Henny Youngman Jokes 2

Henny Drunk Jokes

A drunk was in front of a judge. The judge says, "You've been brought here for drinking." The drunk says, "Okay, let's get started."

Another drunk goes up to a parking meter, puts in a quarter, the dial goes to 60. The drunk says, "Huh. I lost 100 pounds!"

Golf Jokes

The other day I broke 70. That's a lot of clubs.

I was playing golf. I swung, missed the ball, and got a big chunk of dirt. I swung again, missed the ball, and got another big chunk of dirt. Just then, 2 ants climbed on the ball saying, "Let's get up here before we get killed!"

Hollywood Jokes

Hollywood called me, asking me, "How much to do a movie with Farrah Fawcett?" "$50,000" They called back, "How about $20,000?" I said, "I'll pay it!"

Farrah's dressing room was next to mine. There was a little hole in the wall. I let her look.

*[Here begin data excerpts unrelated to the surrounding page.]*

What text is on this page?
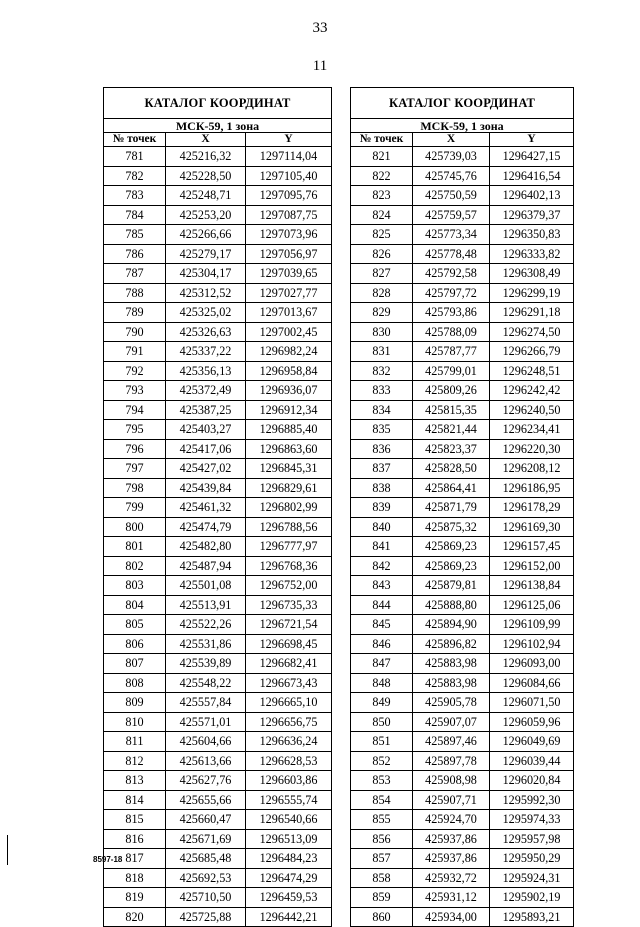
33
11
КАТАЛОГ КООРДИНАТ		
МСК-59, 1 зона		
№ точек	X	Y
781	425216,32	1297114,04
782	425228,50	1297105,40
783	425248,71	1297095,76
784	425253,20	1297087,75
785	425266,66	1297073,96
786	425279,17	1297056,97
787	425304,17	1297039,65
788	425312,52	1297027,77
789	425325,02	1297013,67
790	425326,63	1297002,45
791	425337,22	1296982,24
792	425356,13	1296958,84
793	425372,49	1296936,07
794	425387,25	1296912,34
795	425403,27	1296885,40
796	425417,06	1296863,60
797	425427,02	1296845,31
798	425439,84	1296829,61
799	425461,32	1296802,99
800	425474,79	1296788,56
801	425482,80	1296777,97
802	425487,94	1296768,36
803	425501,08	1296752,00
804	425513,91	1296735,33
805	425522,26	1296721,54
806	425531,86	1296698,45
807	425539,89	1296682,41
808	425548,22	1296673,43
809	425557,84	1296665,10
810	425571,01	1296656,75
811	425604,66	1296636,24
812	425613,66	1296628,53
813	425627,76	1296603,86
814	425655,66	1296555,74
815	425660,47	1296540,66
816	425671,69	1296513,09
817	425685,48	1296484,23
818	425692,53	1296474,29
819	425710,50	1296459,53
820	425725,88	1296442,21
КАТАЛОГ КООРДИНАТ		
МСК-59, 1 зона		
№ точек	X	Y
821	425739,03	1296427,15
822	425745,76	1296416,54
823	425750,59	1296402,13
824	425759,57	1296379,37
825	425773,34	1296350,83
826	425778,48	1296333,82
827	425792,58	1296308,49
828	425797,72	1296299,19
829	425793,86	1296291,18
830	425788,09	1296274,50
831	425787,77	1296266,79
832	425799,01	1296248,51
833	425809,26	1296242,42
834	425815,35	1296240,50
835	425821,44	1296234,41
836	425823,37	1296220,30
837	425828,50	1296208,12
838	425864,41	1296186,95
839	425871,79	1296178,29
840	425875,32	1296169,30
841	425869,23	1296157,45
842	425869,23	1296152,00
843	425879,81	1296138,84
844	425888,80	1296125,06
845	425894,90	1296109,99
846	425896,82	1296102,94
847	425883,98	1296093,00
848	425883,98	1296084,66
849	425905,78	1296071,50
850	425907,07	1296059,96
851	425897,46	1296049,69
852	425897,78	1296039,44
853	425908,98	1296020,84
854	425907,71	1295992,30
855	425924,70	1295974,33
856	425937,86	1295957,98
857	425937,86	1295950,29
858	425932,72	1295924,31
859	425931,12	1295902,19
860	425934,00	1295893,21
8597-18
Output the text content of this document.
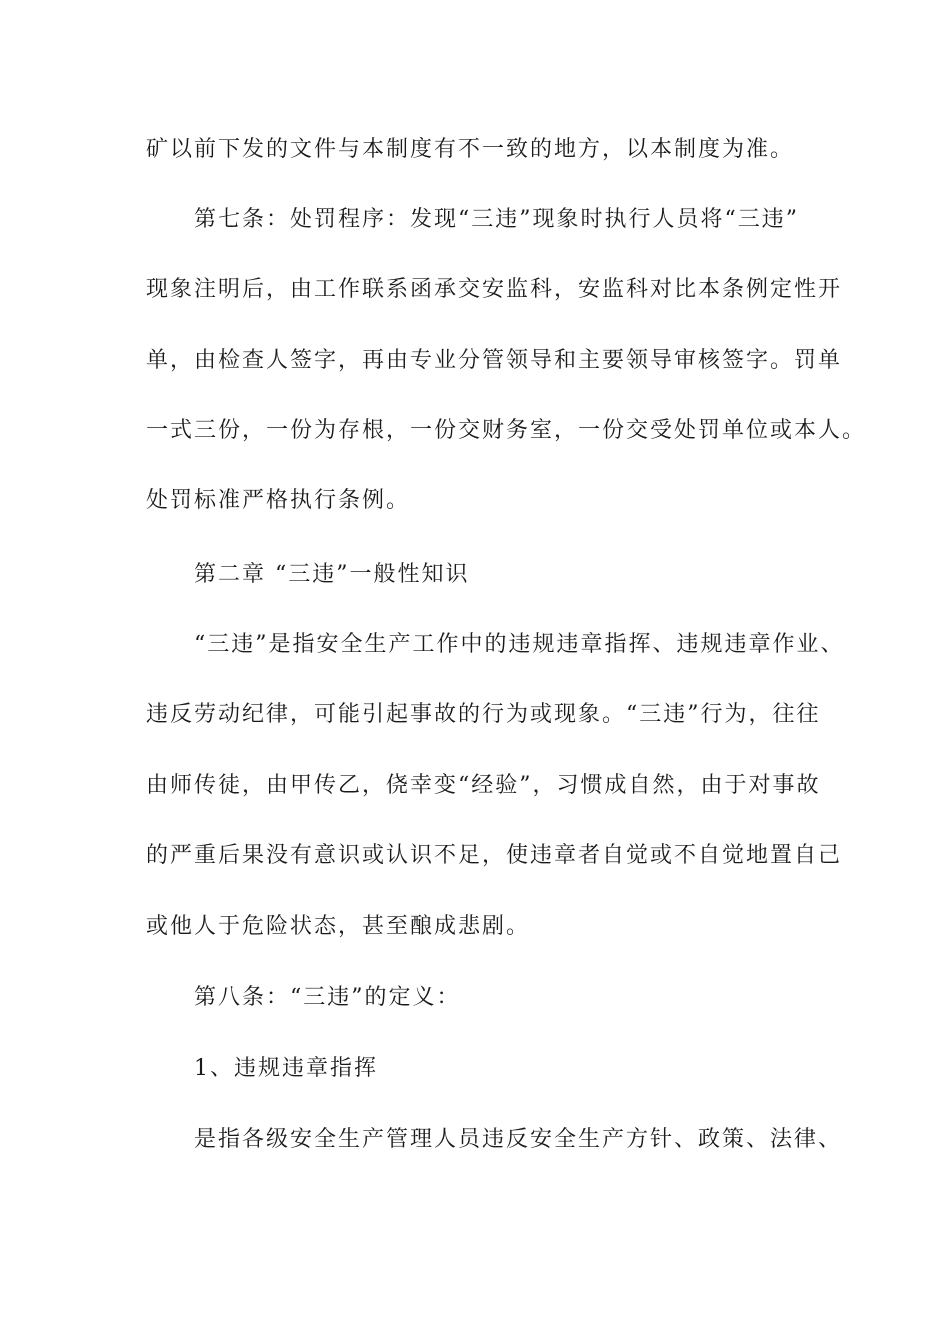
矿以前下发的文件与本制度有不一致的地方，以本制度为准。
第七条：处罚程序：发现“三违”现象时执行人员将“三违”
现象注明后，由工作联系函承交安监科，安监科对比本条例定性开
单，由检查人签字，再由专业分管领导和主要领导审核签字。罚单
一式三份，一份为存根，一份交财务室，一份交受处罚单位或本人。
处罚标准严格执行条例。
第二章 “三违”一般性知识
“三违”是指安全生产工作中的违规违章指挥、违规违章作业、
违反劳动纪律，可能引起事故的行为或现象。“三违”行为，往往
由师传徒，由甲传乙，侥幸变“经验”，习惯成自然，由于对事故
的严重后果没有意识或认识不足，使违章者自觉或不自觉地置自己
或他人于危险状态，甚至酿成悲剧。
第八条：“三违”的定义：
1、违规违章指挥
是指各级安全生产管理人员违反安全生产方针、政策、法律、
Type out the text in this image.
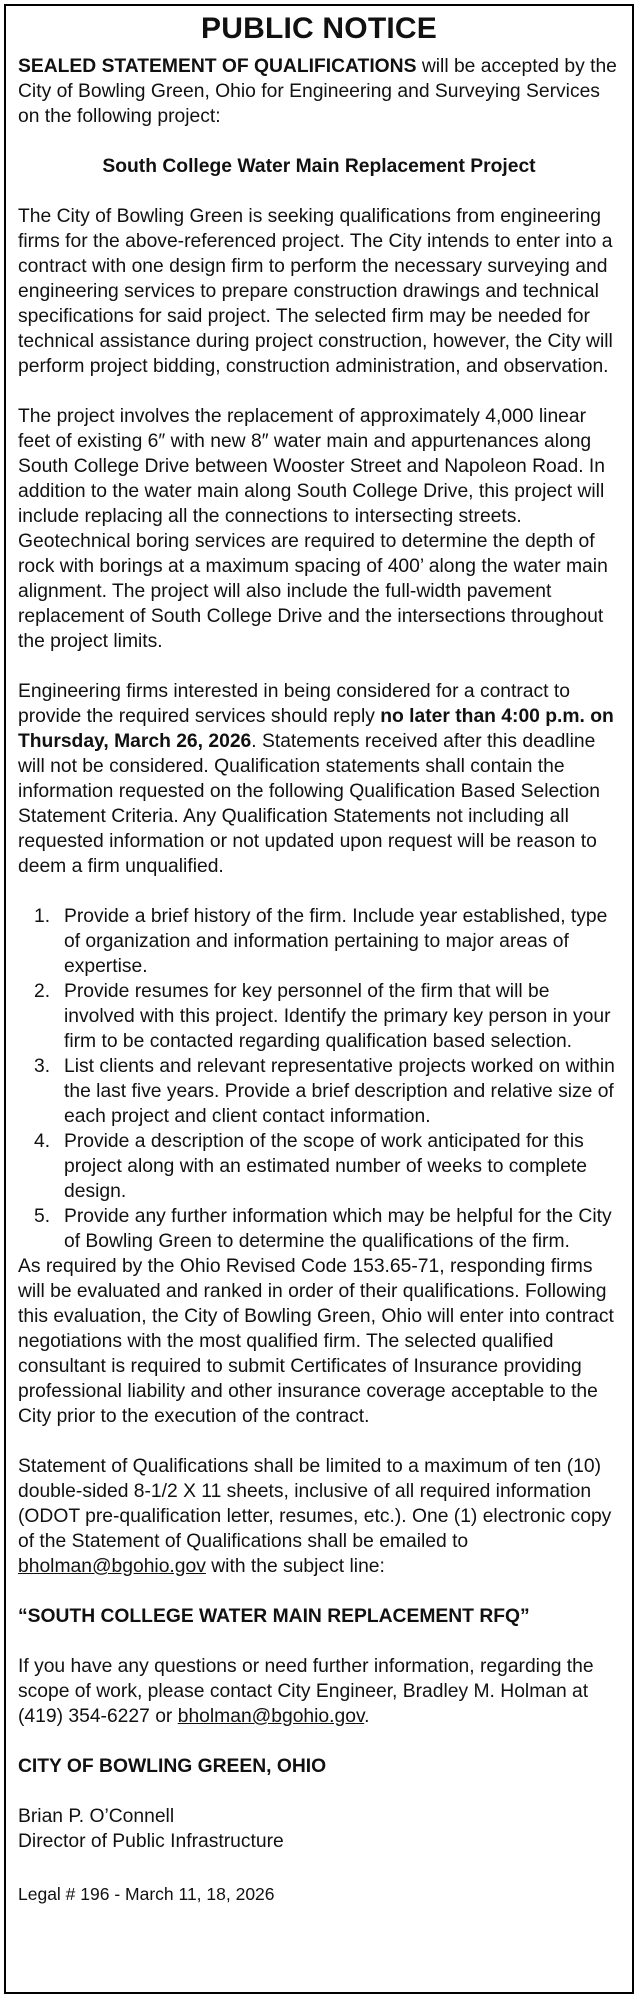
PUBLIC NOTICE

SEALED STATEMENT OF QUALIFICATIONS will be accepted by the City of Bowling Green, Ohio for Engineering and Surveying Services on the following project:

South College Water Main Replacement Project

The City of Bowling Green is seeking qualifications from engineering firms for the above-referenced project. The City intends to enter into a contract with one design firm to perform the necessary surveying and engineering services to prepare construction drawings and technical specifications for said project. The selected firm may be needed for technical assistance during project construction, however, the City will perform project bidding, construction administration, and observation.

The project involves the replacement of approximately 4,000 linear feet of existing 6″ with new 8″ water main and appurtenances along South College Drive between Wooster Street and Napoleon Road. In addition to the water main along South College Drive, this project will include replacing all the connections to intersecting streets. Geotechnical boring services are required to determine the depth of rock with borings at a maximum spacing of 400’ along the water main alignment. The project will also include the full-width pavement replacement of South College Drive and the intersections throughout the project limits.

Engineering firms interested in being considered for a contract to provide the required services should reply no later than 4:00 p.m. on Thursday, March 26, 2026. Statements received after this deadline will not be considered. Qualification statements shall contain the information requested on the following Qualification Based Selection Statement Criteria. Any Qualification Statements not including all requested information or not updated upon request will be reason to deem a firm unqualified.

1. Provide a brief history of the firm. Include year established, type of organization and information pertaining to major areas of expertise.
2. Provide resumes for key personnel of the firm that will be involved with this project. Identify the primary key person in your firm to be contacted regarding qualification based selection.
3. List clients and relevant representative projects worked on within the last five years. Provide a brief description and relative size of each project and client contact information.
4. Provide a description of the scope of work anticipated for this project along with an estimated number of weeks to complete design.
5. Provide any further information which may be helpful for the City of Bowling Green to determine the qualifications of the firm.

As required by the Ohio Revised Code 153.65-71, responding firms will be evaluated and ranked in order of their qualifications. Following this evaluation, the City of Bowling Green, Ohio will enter into contract negotiations with the most qualified firm. The selected qualified consultant is required to submit Certificates of Insurance providing professional liability and other insurance coverage acceptable to the City prior to the execution of the contract.

Statement of Qualifications shall be limited to a maximum of ten (10) double-sided 8-1/2 X 11 sheets, inclusive of all required information (ODOT pre-qualification letter, resumes, etc.). One (1) electronic copy of the Statement of Qualifications shall be emailed to bholman@bgohio.gov with the subject line:

“SOUTH COLLEGE WATER MAIN REPLACEMENT RFQ”

If you have any questions or need further information, regarding the scope of work, please contact City Engineer, Bradley M. Holman at (419) 354-6227 or bholman@bgohio.gov.

CITY OF BOWLING GREEN, OHIO

Brian P. O’Connell

Director of Public Infrastructure

Legal # 196 - March 11, 18, 2026
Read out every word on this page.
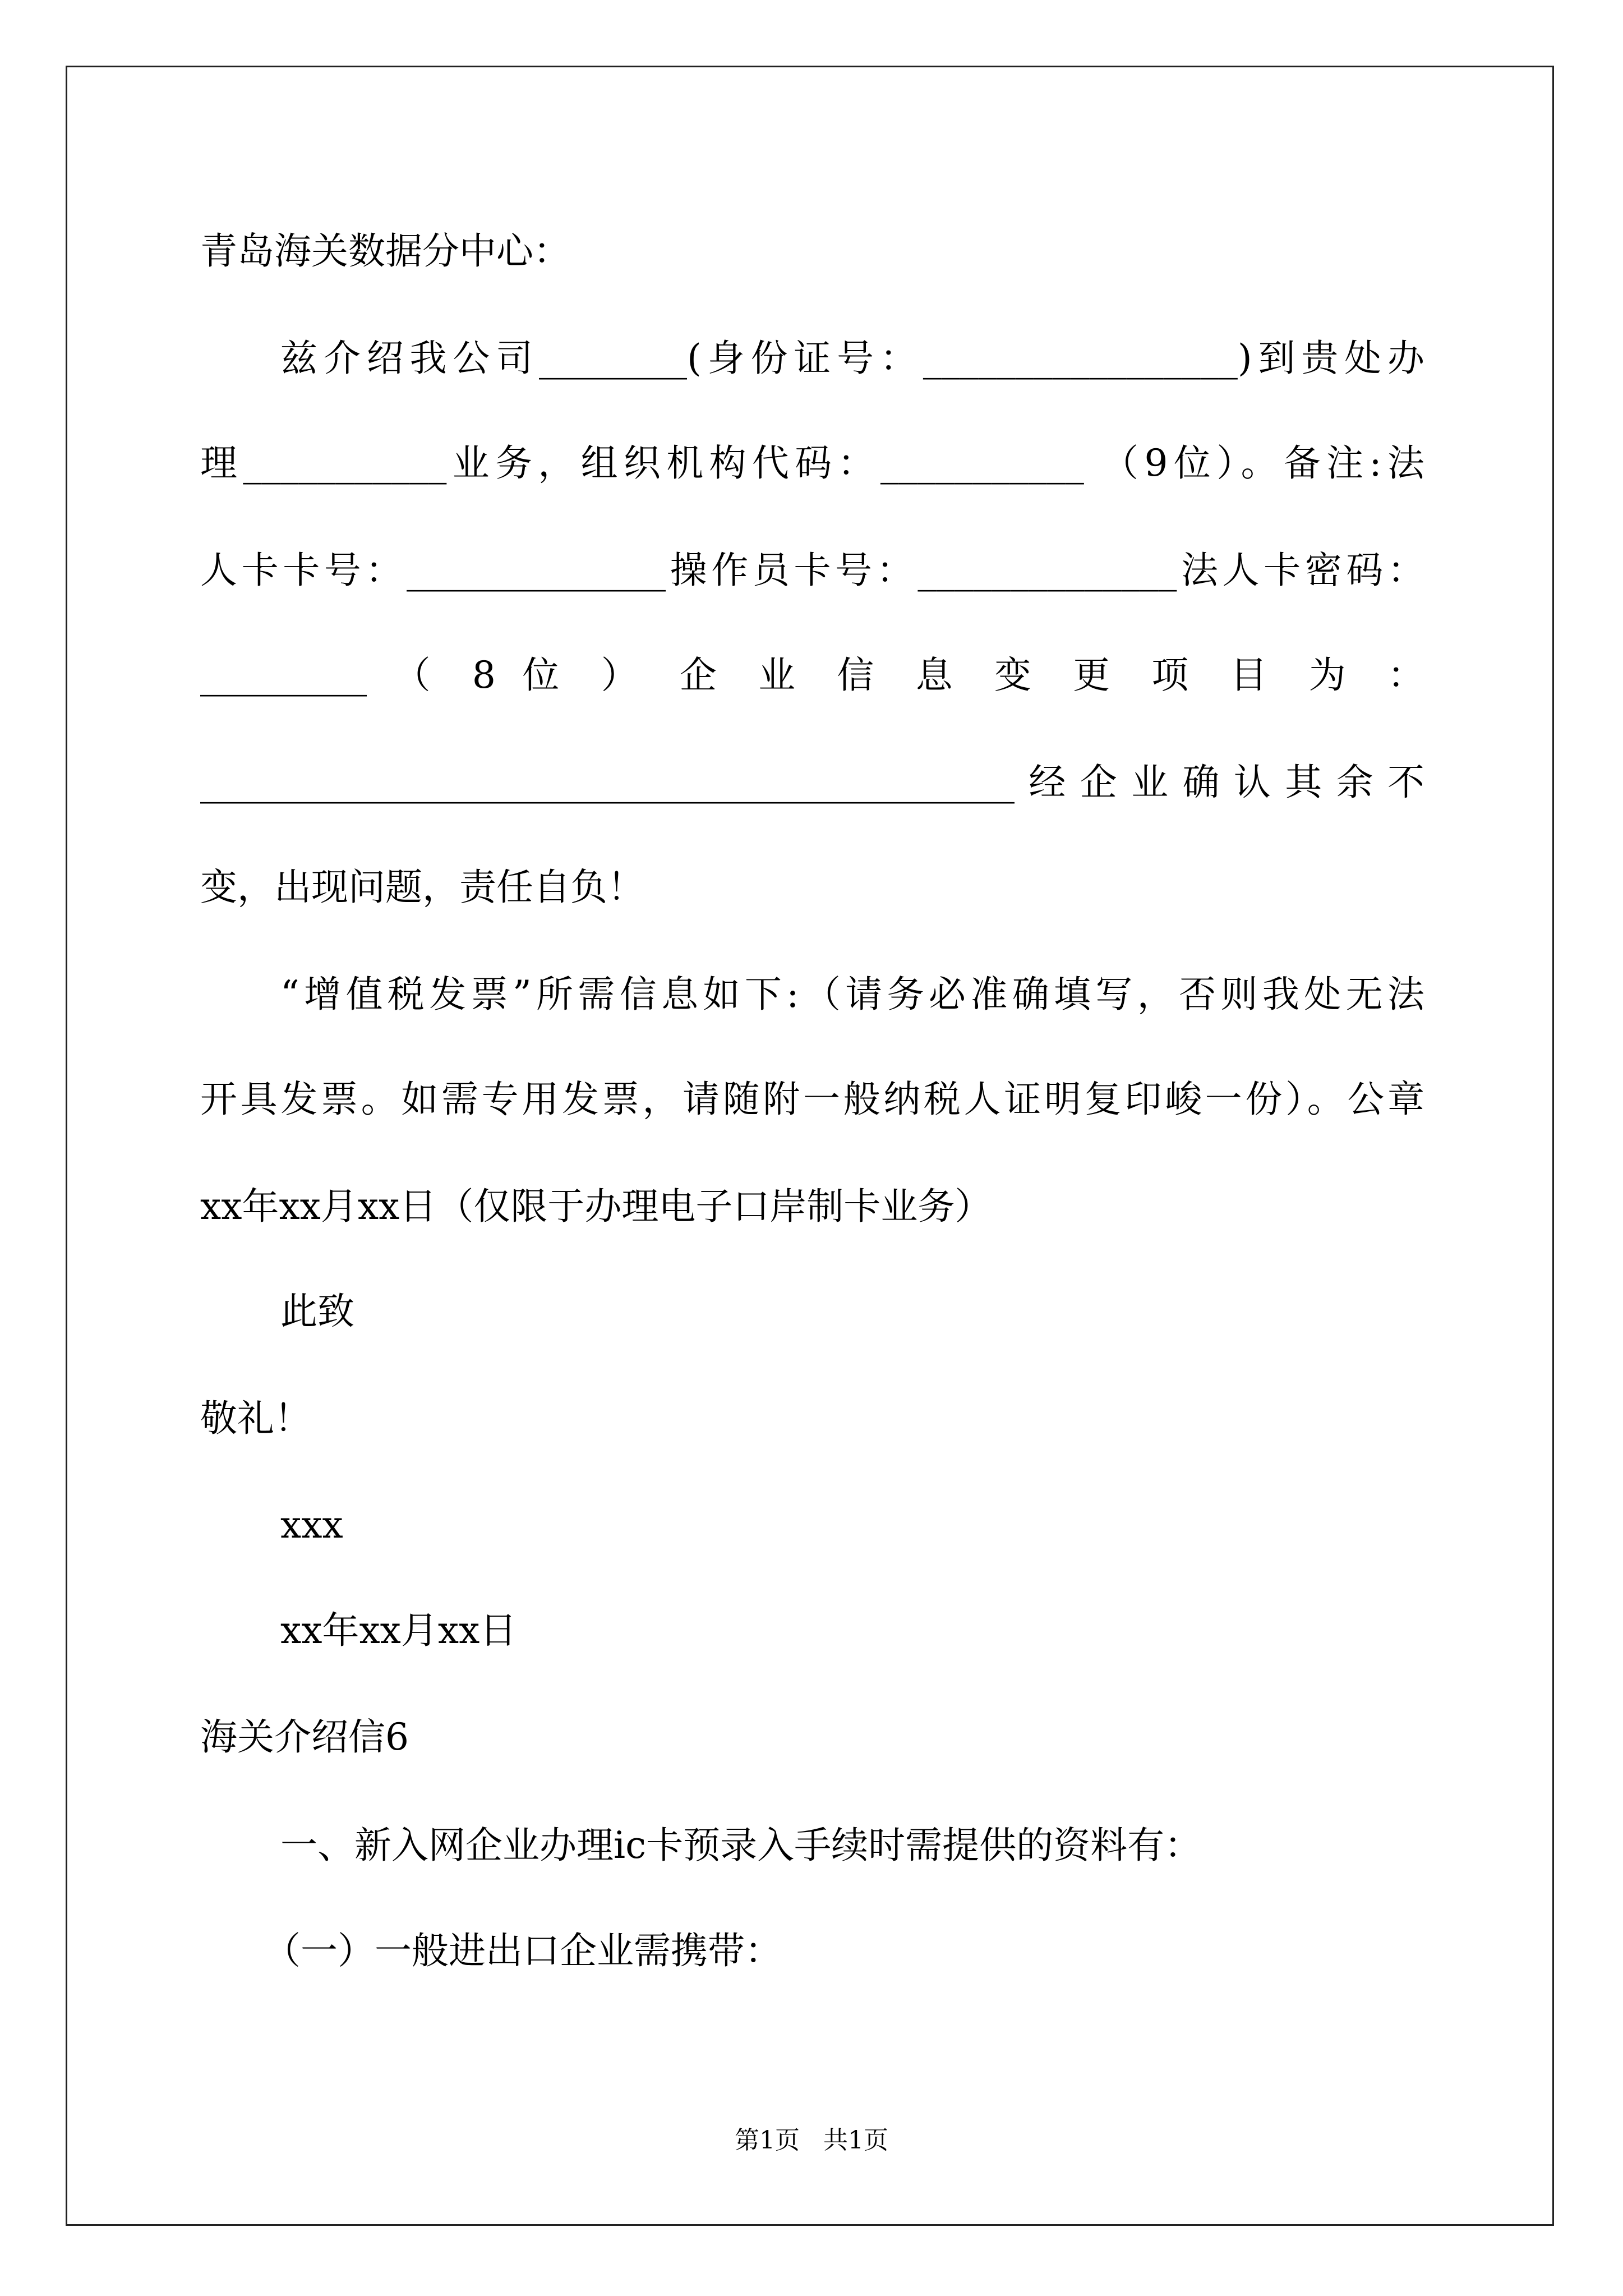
青岛海关数据分中心：
兹介绍我公司________(身份证号：_________________)到贵处办
理___________业务，组织机构代码：___________ （9位）。备注:法
人卡卡号：______________操作员卡号：______________法人卡密码：
_________ （ 8 位 ） 企 业 信 息 变 更 项 目 为 ：
____________________________________________经企业确认其余不
变，出现问题，责任自负！
“增值税发票”所需信息如下:（请务必准确填写，否则我处无法
开具发票。如需专用发票，请随附一般纳税人证明复印峻一份）。公章
xx年xx月xx日（仅限于办理电子口岸制卡业务）
此致
敬礼！
xxx
xx年xx月xx日
海关介绍信6
一、新入网企业办理ic卡预录入手续时需提供的资料有：
（一）一般进出口企业需携带：
第1页   共1页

I'm now making a Jewish porno film. 10% Sex, 90% guilt.

Homeless Guys Jokes

A bum asked me, "Give me $10 till payday." I asked, "When's payday?" He said, "I don't know, you're the one who is working!"

A bum came up to me saying, "I haven't eaten in two days!" I said, "You should force yourself!"

Another bum told me, "I haven't tasted food all week." I told him, "Don't worry, it still tastes the same!"

Another bum asked me, "Can I have $300 for a cup of coffee?" I told him, "Coffee's a quarter!" The bum said, "Yeah, but I want to drink it in Brazil!"

I was walking down the street, and I found a man's hand in my pocket. I asked, "What do you want?" "A match" "Why didn't you ask me?" "I don't talk to strangers."